Most of Maureen's work is street and documentary photography.  Always a black and white photographer, Maureen first worked in film and developed her photos on an old Omega enlarger.  Professionally, Maureen has worked as an attorney, a university professor, a writer, and a high school teacher.  She left America in 1997 to travel and work in Europe, and later Japan, where she taught, did research, and wrote.  In the meantime, she continued to make photography.  She joined a photography studio in Ukraine and continued to film and develop in black and white.
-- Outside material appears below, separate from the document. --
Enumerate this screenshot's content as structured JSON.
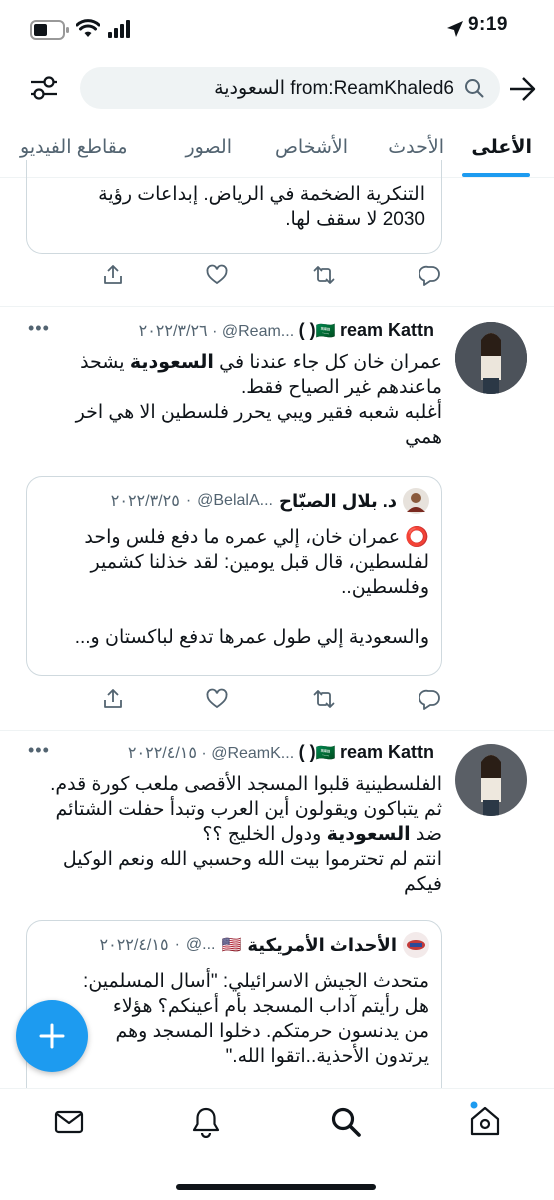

When she moved to Wales in 1998, Maureen bought her first digital Nikon.  She lived in Ukraine, Wales, Estonia, and Japan.  She returned to the United States in 2014.

Maureen writes, makes photos, and works with other artists.  She lives with her husband, who is her co-creator. Since 2018, she lives near her daughter in Brooklyn, N.Y., living in a multigenerational family home in upstate New York with her oldest daughter and her family.

Maureen works in digital black and white photography.  For the last few years she has been using a Fujifilm X-T1 with a 35mm f/1.4 XF R lens (53 mm equivalent).

Cameras:  Maureen uses Fujifilm X-T1, Leica M6, and iPhone8.